Ja sama nie wyrywam ani z powodu stresu, ani dla upiększenia się. Wyrywam, bo swędzi mnie głowa. Zaczynam od skrobania, a chwilę potem ciągnę za włosy. Najpierw delikatnie. Jeśli zapomnę się, bo akurat jestem czymś zajęta, to całkowicie tracę kontrolę, a ciągnięcie jest coraz mocniejsze i wyrywam włosy. Zauważyłam, że głowa swędzi mnie po zjedzeniu czegoś słodkiego, lub kiedy kilka dni jej nie myję. Aby ratować włosy, przestałam jeść słodycze (szczególnie czekoladę); mam świadomość, że gdy swędzi mnie głowa, to muszę ją umyć; oraz kiedy swędzi mnie głowa, mój umysł musi przejąć kontrolę i nie pozwolić rękom podrapać skalpu. Te trzy strategie uratowały sporo włosów. Natomiast czwartą prawdą jest, że im mniej wyrywam włosów, tym mniejszy jest przymus wyrywania. Trening uświadamiający (o którym pisałam w poprzednim poście) bardzo pomógł mi zrozumieć mechanizm mojego wyrywania. 

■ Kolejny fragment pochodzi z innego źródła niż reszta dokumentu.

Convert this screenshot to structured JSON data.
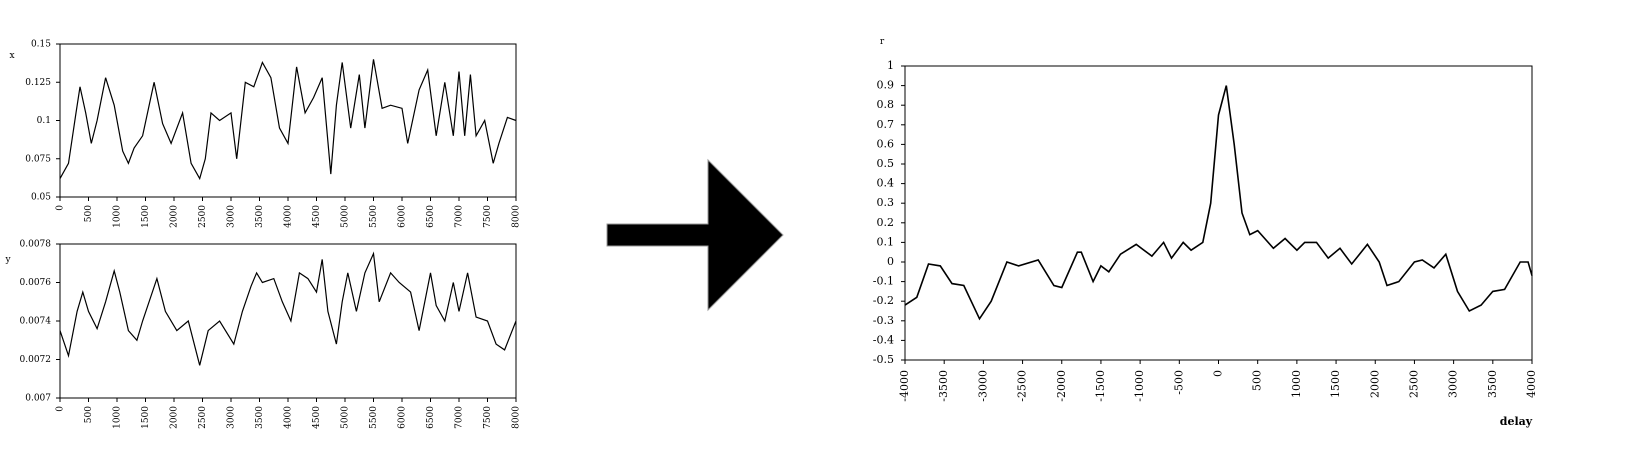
{
  "chart_data": [
    {
      "id": "x-series",
      "type": "line",
      "ylabel": "x",
      "xlabel": "",
      "xlim": [
        0,
        8000
      ],
      "ylim": [
        0.05,
        0.15
      ],
      "xticks": [
        0,
        500,
        1000,
        1500,
        2000,
        2500,
        3000,
        3500,
        4000,
        4500,
        5000,
        5500,
        6000,
        6500,
        7000,
        7500,
        8000
      ],
      "yticks": [
        0.05,
        0.075,
        0.1,
        0.125,
        0.15
      ],
      "ytick_labels": [
        "0.05",
        "0.075",
        "0.1",
        "0.125",
        "0.15"
      ],
      "series": [
        {
          "values": [
            [
              0,
              0.062
            ],
            [
              150,
              0.072
            ],
            [
              280,
              0.105
            ],
            [
              350,
              0.122
            ],
            [
              450,
              0.105
            ],
            [
              550,
              0.085
            ],
            [
              650,
              0.1
            ],
            [
              800,
              0.128
            ],
            [
              950,
              0.11
            ],
            [
              1100,
              0.08
            ],
            [
              1200,
              0.072
            ],
            [
              1300,
              0.082
            ],
            [
              1450,
              0.09
            ],
            [
              1650,
              0.125
            ],
            [
              1800,
              0.098
            ],
            [
              1950,
              0.085
            ],
            [
              2150,
              0.105
            ],
            [
              2300,
              0.072
            ],
            [
              2450,
              0.062
            ],
            [
              2550,
              0.075
            ],
            [
              2650,
              0.105
            ],
            [
              2800,
              0.1
            ],
            [
              3000,
              0.105
            ],
            [
              3100,
              0.075
            ],
            [
              3250,
              0.125
            ],
            [
              3400,
              0.122
            ],
            [
              3550,
              0.138
            ],
            [
              3700,
              0.128
            ],
            [
              3850,
              0.095
            ],
            [
              4000,
              0.085
            ],
            [
              4150,
              0.135
            ],
            [
              4300,
              0.105
            ],
            [
              4450,
              0.115
            ],
            [
              4600,
              0.128
            ],
            [
              4750,
              0.065
            ],
            [
              4850,
              0.11
            ],
            [
              4950,
              0.138
            ],
            [
              5100,
              0.095
            ],
            [
              5250,
              0.13
            ],
            [
              5350,
              0.095
            ],
            [
              5500,
              0.14
            ],
            [
              5650,
              0.108
            ],
            [
              5800,
              0.11
            ],
            [
              6000,
              0.108
            ],
            [
              6100,
              0.085
            ],
            [
              6300,
              0.12
            ],
            [
              6450,
              0.133
            ],
            [
              6600,
              0.09
            ],
            [
              6750,
              0.125
            ],
            [
              6900,
              0.09
            ],
            [
              7000,
              0.132
            ],
            [
              7100,
              0.09
            ],
            [
              7200,
              0.13
            ],
            [
              7300,
              0.09
            ],
            [
              7450,
              0.1
            ],
            [
              7600,
              0.072
            ],
            [
              7700,
              0.085
            ],
            [
              7850,
              0.102
            ],
            [
              8000,
              0.1
            ]
          ]
        }
      ]
    },
    {
      "id": "y-series",
      "type": "line",
      "ylabel": "y",
      "xlabel": "",
      "xlim": [
        0,
        8000
      ],
      "ylim": [
        0.007,
        0.0078
      ],
      "xticks": [
        0,
        500,
        1000,
        1500,
        2000,
        2500,
        3000,
        3500,
        4000,
        4500,
        5000,
        5500,
        6000,
        6500,
        7000,
        7500,
        8000
      ],
      "yticks": [
        0.007,
        0.0072,
        0.0074,
        0.0076,
        0.0078
      ],
      "ytick_labels": [
        "0.007",
        "0.0072",
        "0.0074",
        "0.0076",
        "0.0078"
      ],
      "series": [
        {
          "values": [
            [
              0,
              0.00735
            ],
            [
              150,
              0.00722
            ],
            [
              300,
              0.00745
            ],
            [
              400,
              0.00755
            ],
            [
              500,
              0.00745
            ],
            [
              650,
              0.00736
            ],
            [
              800,
              0.0075
            ],
            [
              950,
              0.00766
            ],
            [
              1050,
              0.00755
            ],
            [
              1200,
              0.00735
            ],
            [
              1350,
              0.0073
            ],
            [
              1450,
              0.0074
            ],
            [
              1700,
              0.00762
            ],
            [
              1850,
              0.00745
            ],
            [
              2050,
              0.00735
            ],
            [
              2250,
              0.0074
            ],
            [
              2450,
              0.00717
            ],
            [
              2600,
              0.00735
            ],
            [
              2800,
              0.0074
            ],
            [
              3050,
              0.00728
            ],
            [
              3200,
              0.00745
            ],
            [
              3350,
              0.00758
            ],
            [
              3450,
              0.00765
            ],
            [
              3550,
              0.0076
            ],
            [
              3750,
              0.00762
            ],
            [
              3900,
              0.0075
            ],
            [
              4050,
              0.0074
            ],
            [
              4200,
              0.00765
            ],
            [
              4350,
              0.00762
            ],
            [
              4500,
              0.00755
            ],
            [
              4600,
              0.00772
            ],
            [
              4700,
              0.00745
            ],
            [
              4850,
              0.00728
            ],
            [
              4950,
              0.0075
            ],
            [
              5050,
              0.00765
            ],
            [
              5200,
              0.00745
            ],
            [
              5350,
              0.00765
            ],
            [
              5500,
              0.00775
            ],
            [
              5600,
              0.0075
            ],
            [
              5800,
              0.00765
            ],
            [
              5950,
              0.0076
            ],
            [
              6150,
              0.00755
            ],
            [
              6300,
              0.00735
            ],
            [
              6500,
              0.00765
            ],
            [
              6600,
              0.00748
            ],
            [
              6750,
              0.0074
            ],
            [
              6900,
              0.0076
            ],
            [
              7000,
              0.00745
            ],
            [
              7150,
              0.00765
            ],
            [
              7300,
              0.00742
            ],
            [
              7500,
              0.0074
            ],
            [
              7650,
              0.00728
            ],
            [
              7800,
              0.00725
            ],
            [
              8000,
              0.0074
            ]
          ]
        }
      ]
    },
    {
      "id": "cross-correlation",
      "type": "line",
      "ylabel": "r",
      "xlabel": "delay",
      "xlim": [
        -4000,
        4000
      ],
      "ylim": [
        -0.5,
        1
      ],
      "xticks": [
        -4000,
        -3500,
        -3000,
        -2500,
        -2000,
        -1500,
        -1000,
        -500,
        0,
        500,
        1000,
        1500,
        2000,
        2500,
        3000,
        3500,
        4000
      ],
      "yticks": [
        -0.5,
        -0.4,
        -0.3,
        -0.2,
        -0.1,
        0,
        0.1,
        0.2,
        0.3,
        0.4,
        0.5,
        0.6,
        0.7,
        0.8,
        0.9,
        1
      ],
      "ytick_labels": [
        "-0.5",
        "-0.4",
        "-0.3",
        "-0.2",
        "-0.1",
        "0",
        "0.1",
        "0.2",
        "0.3",
        "0.4",
        "0.5",
        "0.6",
        "0.7",
        "0.8",
        "0.9",
        "1"
      ],
      "series": [
        {
          "values": [
            [
              -4000,
              -0.22
            ],
            [
              -3850,
              -0.18
            ],
            [
              -3700,
              -0.01
            ],
            [
              -3550,
              -0.02
            ],
            [
              -3400,
              -0.11
            ],
            [
              -3250,
              -0.12
            ],
            [
              -3050,
              -0.29
            ],
            [
              -2900,
              -0.2
            ],
            [
              -2700,
              0.0
            ],
            [
              -2550,
              -0.02
            ],
            [
              -2300,
              0.01
            ],
            [
              -2100,
              -0.12
            ],
            [
              -2000,
              -0.13
            ],
            [
              -1800,
              0.05
            ],
            [
              -1750,
              0.05
            ],
            [
              -1600,
              -0.1
            ],
            [
              -1500,
              -0.02
            ],
            [
              -1400,
              -0.05
            ],
            [
              -1250,
              0.04
            ],
            [
              -1050,
              0.09
            ],
            [
              -850,
              0.03
            ],
            [
              -700,
              0.1
            ],
            [
              -600,
              0.02
            ],
            [
              -450,
              0.1
            ],
            [
              -350,
              0.06
            ],
            [
              -200,
              0.1
            ],
            [
              -100,
              0.3
            ],
            [
              0,
              0.75
            ],
            [
              100,
              0.9
            ],
            [
              200,
              0.6
            ],
            [
              300,
              0.25
            ],
            [
              400,
              0.14
            ],
            [
              500,
              0.16
            ],
            [
              700,
              0.07
            ],
            [
              850,
              0.12
            ],
            [
              1000,
              0.06
            ],
            [
              1100,
              0.1
            ],
            [
              1250,
              0.1
            ],
            [
              1400,
              0.02
            ],
            [
              1550,
              0.07
            ],
            [
              1700,
              -0.01
            ],
            [
              1900,
              0.09
            ],
            [
              2050,
              0.0
            ],
            [
              2150,
              -0.12
            ],
            [
              2300,
              -0.1
            ],
            [
              2500,
              0.0
            ],
            [
              2600,
              0.01
            ],
            [
              2750,
              -0.03
            ],
            [
              2900,
              0.04
            ],
            [
              3050,
              -0.15
            ],
            [
              3200,
              -0.25
            ],
            [
              3350,
              -0.22
            ],
            [
              3500,
              -0.15
            ],
            [
              3650,
              -0.14
            ],
            [
              3850,
              0.0
            ],
            [
              3950,
              0.0
            ],
            [
              4000,
              -0.07
            ]
          ]
        }
      ]
    }
  ]
}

Jestem pewna, że bardzo duża ilość osób wyrywających włosy nie ma nic wspólnego z chęcią okaleczenia się. Mogą jednak istnieć osoby, dla których trichotillomania to czas wyciszenia i wyładowania negatywnych emocji. Być może dzieje się tak dlatego, że wyrywamy zwykle w łóżku, w fotelu, w stanie biernej relaksacji. Wyrywanie włosów kojarzy się więc z wyciszeniem i relaksem. Jednak twierdzenie, że trichotillomania to forma autoagresji, a u jej podstaw leżą nierozwiązane problemy z dzieciństwa jest przesadą. Rozpowszechnianie takich informacji doprowadziło mnie do tego, że zaczęłam rozgrzebywać swoją duszę, żeby znaleźć tę traumę, depresję i negatywne nieuleczone emocje. Wmówiłam sobie, że się kaleczę. Nie było to jednak prawdą i na szczęście te myśli szybko mnie opuściły, ponieważ nie lubię okłamywać sama siebie. Przypadków trichotillomanii jest bardzo wiele i każdy sam zna siebie najlepiej.